“...some people say it’s a miscarriage of justice...”
That claim can be made within our judicial system because our system takes such precautions to rightfully make the government prove it’s case to a high state of probability.
However, specifically in this case, one of critical spying and intelligence methods, every government will have security protocols that are going to come out of high ranking government officials. So, the defense claim is nearly guaranteed due to national security.
A defense claim of “release the classified documents” so I can defend myself is almost prerequisite in any spying case. It’s also certain that the documents won’t be released. Everything I’ve read on this case points to not just the highest security classifications but executive intervention to protect national security. I haven’t seen anything that supports the claim that there has been declassification of ALL of the information.
Just as the Bush Admin, imo, rightfully waterboarded/tortured high level terrorists to protect the nation...there are circumstances where unique intervention in a national security spying case gets intervention.
Civil Rights and Libertarian complaints aside, sometimes you have to trust your government. I’m sure you’re aware that Israel does the same thing and probably to a greater extent due to their precarious and vulnerable position in the Middle East.
This tension has played out throughout American history - between total freedom and limits on that freedom, as it does in other countries.

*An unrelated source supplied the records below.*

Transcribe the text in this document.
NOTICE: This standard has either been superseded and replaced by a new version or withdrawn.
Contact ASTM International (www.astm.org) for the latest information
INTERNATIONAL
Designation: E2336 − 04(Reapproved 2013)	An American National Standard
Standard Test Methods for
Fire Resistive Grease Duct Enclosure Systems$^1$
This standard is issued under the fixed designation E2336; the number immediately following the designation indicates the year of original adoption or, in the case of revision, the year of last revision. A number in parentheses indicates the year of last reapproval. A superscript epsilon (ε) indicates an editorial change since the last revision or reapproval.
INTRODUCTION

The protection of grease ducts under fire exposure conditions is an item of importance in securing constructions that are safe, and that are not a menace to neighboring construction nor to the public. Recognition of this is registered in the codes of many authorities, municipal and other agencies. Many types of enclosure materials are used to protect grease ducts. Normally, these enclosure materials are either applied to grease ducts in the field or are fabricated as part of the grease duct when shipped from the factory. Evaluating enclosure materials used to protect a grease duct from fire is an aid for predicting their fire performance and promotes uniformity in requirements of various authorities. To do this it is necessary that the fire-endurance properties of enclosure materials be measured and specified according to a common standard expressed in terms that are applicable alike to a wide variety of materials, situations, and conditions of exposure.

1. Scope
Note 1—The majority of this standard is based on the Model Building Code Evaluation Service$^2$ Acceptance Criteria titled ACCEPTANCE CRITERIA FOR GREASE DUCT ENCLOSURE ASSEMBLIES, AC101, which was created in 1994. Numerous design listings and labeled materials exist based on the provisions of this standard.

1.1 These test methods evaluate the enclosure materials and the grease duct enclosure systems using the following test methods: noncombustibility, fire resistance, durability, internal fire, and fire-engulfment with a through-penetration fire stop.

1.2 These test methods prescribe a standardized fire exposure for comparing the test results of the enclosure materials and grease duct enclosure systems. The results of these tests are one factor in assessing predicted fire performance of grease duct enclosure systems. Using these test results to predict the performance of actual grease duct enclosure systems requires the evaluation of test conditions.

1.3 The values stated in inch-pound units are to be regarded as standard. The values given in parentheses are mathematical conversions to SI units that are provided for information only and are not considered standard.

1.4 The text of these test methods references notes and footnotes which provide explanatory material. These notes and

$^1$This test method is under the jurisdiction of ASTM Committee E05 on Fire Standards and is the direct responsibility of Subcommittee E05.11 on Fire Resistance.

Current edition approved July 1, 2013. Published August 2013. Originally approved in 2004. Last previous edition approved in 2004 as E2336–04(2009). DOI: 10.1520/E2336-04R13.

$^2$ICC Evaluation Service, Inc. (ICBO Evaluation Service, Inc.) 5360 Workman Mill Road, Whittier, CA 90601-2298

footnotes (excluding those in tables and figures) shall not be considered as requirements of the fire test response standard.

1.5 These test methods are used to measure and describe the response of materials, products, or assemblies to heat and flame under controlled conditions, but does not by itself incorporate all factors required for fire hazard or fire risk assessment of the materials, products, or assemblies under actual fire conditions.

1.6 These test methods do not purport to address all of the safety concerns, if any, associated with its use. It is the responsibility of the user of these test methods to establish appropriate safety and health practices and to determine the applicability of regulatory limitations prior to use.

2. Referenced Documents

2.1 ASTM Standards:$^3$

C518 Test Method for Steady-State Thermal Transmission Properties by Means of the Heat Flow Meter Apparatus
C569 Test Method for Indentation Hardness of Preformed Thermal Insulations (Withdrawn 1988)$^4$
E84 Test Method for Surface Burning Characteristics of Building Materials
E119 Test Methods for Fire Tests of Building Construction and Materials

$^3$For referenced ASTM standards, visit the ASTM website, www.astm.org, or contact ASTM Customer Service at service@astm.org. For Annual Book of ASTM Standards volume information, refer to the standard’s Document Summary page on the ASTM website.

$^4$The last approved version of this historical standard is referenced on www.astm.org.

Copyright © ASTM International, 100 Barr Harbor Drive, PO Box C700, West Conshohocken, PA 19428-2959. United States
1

Not really, attorneys (and judges) have necessary security clearances, and when necessary proceedings are non-public. You may recall discussions of the process relative to GITMO trials. In any case, that’s no longer an issue, the information in the letter is declassified, there’s no reason not to declassify the letter, certainly no reason not to let his attorneys read it. As I understand it the primary legal issues revolve around the fact that he was presumably sentenced based on the letter, the content of which was in all liklihood unrelated to the crime he plead guilty to. The fact that other than 60 seconds in the courtroom, neither he nor his attorneys know what the basis of his sentencing was, thus were unable to contest the facts. And the fact that his attorney “forgot” to file his appeal, thus it was denied. A decision (not to get an appeal) upheld 2-1 on appeal. It may not be a miscarriage, we can’t know, but the system was clearly abused. I’ll note if he’d received the death penalty as many suggest, he’d have gotten his appeal.